A protocol that satisfies concealment allows the node receiving the transaction to view the transaction content in plain text, but requires the rest of the network to remain agnostic until consensus is completed and transaction ordering is determined. For example, the protocol can use delayed encryption to make the block content invisible before the deadline; or use threshold encryption to have the committee confirm that the block is irreversible before decrypting it.

This means that a node may abuse transaction information submitted to itself, but other nodes in the network will only learn about the transaction content after the fact. When the transaction information is disclosed to the entire network, its sorting and confirmation have been completed, and other parties cannot preempt the transaction. The premise for this definition to take effect is that there are multiple nodes that can package transactions in each period.

We did not adopt a stronger privacy definition (such as an encrypted memory pool) - that is, only the user knows the transaction information - because the protocol needs to filter spam transactions. If the transaction content is completely hidden from the entire network, the network will not be able to distinguish spam transactions from valid transactions. The only solution is to leak some unencrypted metadata, such as the payment address from which fees are deducted regardless of whether the transaction is valid or not. But this kind of metadata can reveal enough information to give an attacker an opportunity to take advantage. Therefore, we choose a compromise: only a single node can see the transaction content, and the rest of the network cannot. This also means that users must have at least one honest node as the on-chain entry point in each period.

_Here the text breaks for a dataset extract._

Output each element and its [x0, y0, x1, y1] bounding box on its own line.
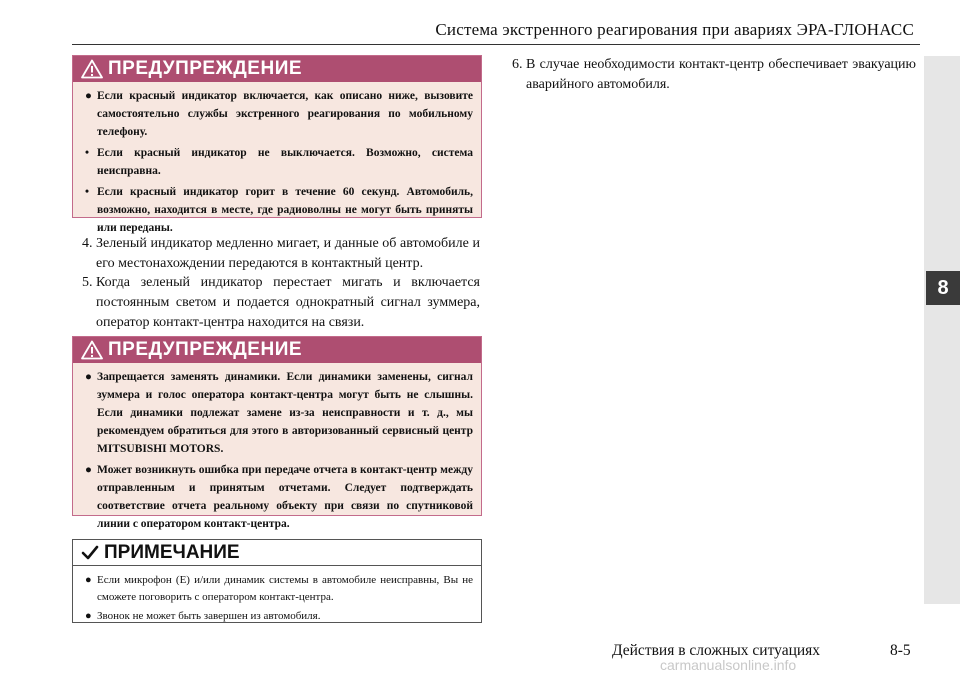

A protocol with both short-term censorship resistance and concealment is an ideal base for building financial applications. Going back to the example of on-chain auctions, these two features directly eliminate the two ways Bob can destroy the market: he can neither review Alice’s bid nor use Alice’s bid to guide his own behavior, which perfectly solves the two major problems mentioned above.

Under the guarantee of short-term censorship resistance, any transaction (whether it is a pending order or an auction bid) is guaranteed to be uploaded to the chain immediately. Market makers can modify orders, bidders can bid quickly, and liquidations can be executed efficiently. Users can be confident that their operations will be executed immediately, allowing a new generation of low-latency, real-world financial applications to be built entirely on-chain.

For blockchain to truly compete with and surpass existing financial infrastructure, it will need to solve much more than throughput issues.